Introduction Glioblastoma is the most malignant astrocytoma, and its therapeutic effect is not ideal. Notch signaling pathway plays an important role in tumor proliferation and invasion. Whether small molecule drug AT13148 can affect glioblastoma by regulating Notch signaling pathway is the focus of this study. Material and methods In vitro, glioblastoma U87 cell line transfected with sh-ITGB1 (U87sh-ITGB1), U87 cell line transfected with oe-ITGB1 (U87oe-ITGB1) and control group were treated with a small molecular drug AT13148. RT-qPCR, western-blot and clone formation ability assays were used to detect the mRNA and protein expression of the ITGB1 and the key gene NOTCH1, as well as the proliferation of cancer cells.

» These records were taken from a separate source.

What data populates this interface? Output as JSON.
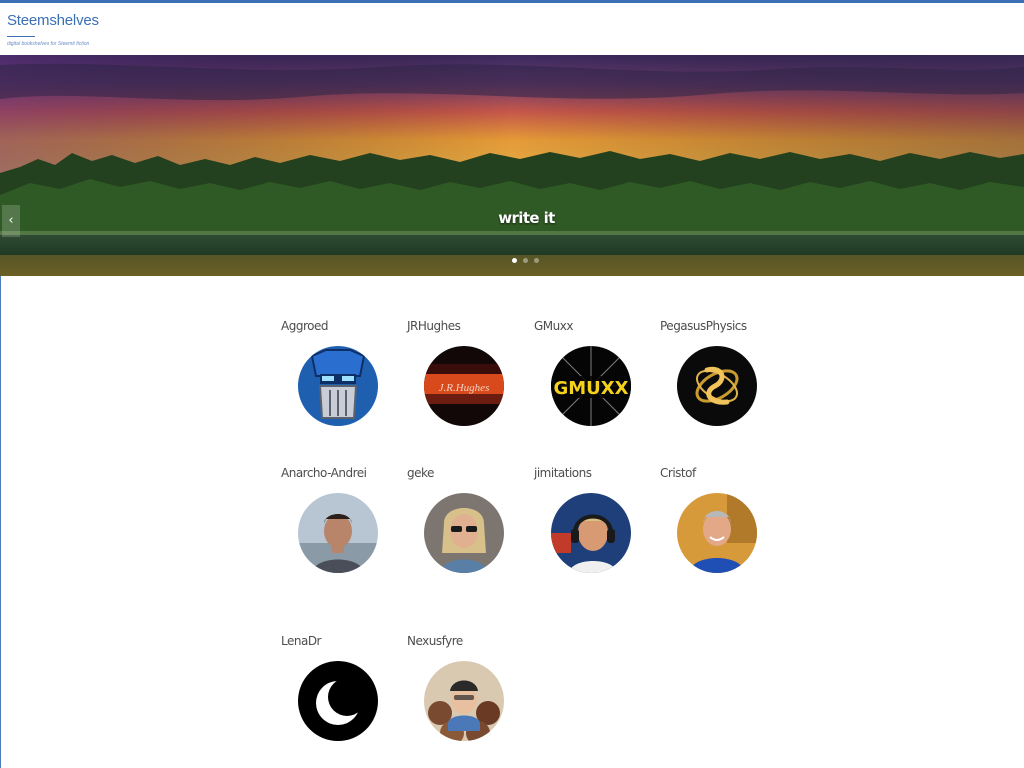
{
  "site": {
    "title": "Steemshelves",
    "tagline": "digital bookshelves for Steemit fiction",
    "accent_color": "#3b6fb6"
  },
  "hero": {
    "caption": "write it",
    "prev_icon_glyph": "‹",
    "slide_count": 3,
    "active_slide": 1
  },
  "authors": [
    {
      "name": "Aggroed",
      "avatar": "robot-mask-avatar"
    },
    {
      "name": "JRHughes",
      "avatar": "sunset-signature-avatar",
      "avatar_text": "J.R.Hughes"
    },
    {
      "name": "GMuxx",
      "avatar": "gmuxx-logo-avatar",
      "avatar_text": "GMUXX"
    },
    {
      "name": "PegasusPhysics",
      "avatar": "gold-emblem-avatar"
    },
    {
      "name": "Anarcho-Andrei",
      "avatar": "man-outdoor-photo-avatar"
    },
    {
      "name": "geke",
      "avatar": "woman-sunglasses-photo-avatar"
    },
    {
      "name": "jimitations",
      "avatar": "man-headphones-photo-avatar"
    },
    {
      "name": "Cristof",
      "avatar": "man-smiling-photo-avatar"
    },
    {
      "name": "LenaDr",
      "avatar": "crescent-moon-avatar"
    },
    {
      "name": "Nexusfyre",
      "avatar": "group-photo-avatar"
    }
  ]
}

Therapeutic effects of AT13148 were examined in vivo using a nude mice model of U87 cells. After treatment with AT13148, volume of tumors were calculated, and RT-qPCR and western-blot were used to evaluate the mRNA and protein expression of the ITGB1 and NOTCH1. Results AT13148 inhibits the activity of U87 cells. Lentiviral transfection of sh-ITGB1 and oe-ITGB1 can interfere with the expression of ITGB1 in U87 cells. AT13148 could down-regulate both the expression of ITGB1 and NOTCH1. Moreover, AT13148 affects the cloning ability of U87 cells. AT13148 can also inhibit the proliferation of U87 cells. Furthermore, AT13148 inhibited the proliferation and invasion of transplanted tumors in vivo. Conclusions This study indicated that AT13148 could affect the expression of ITGB1 and NOTCH1, which also could be a potential potential anti-glioblastoma small molecule drug candidate in clinic medicine.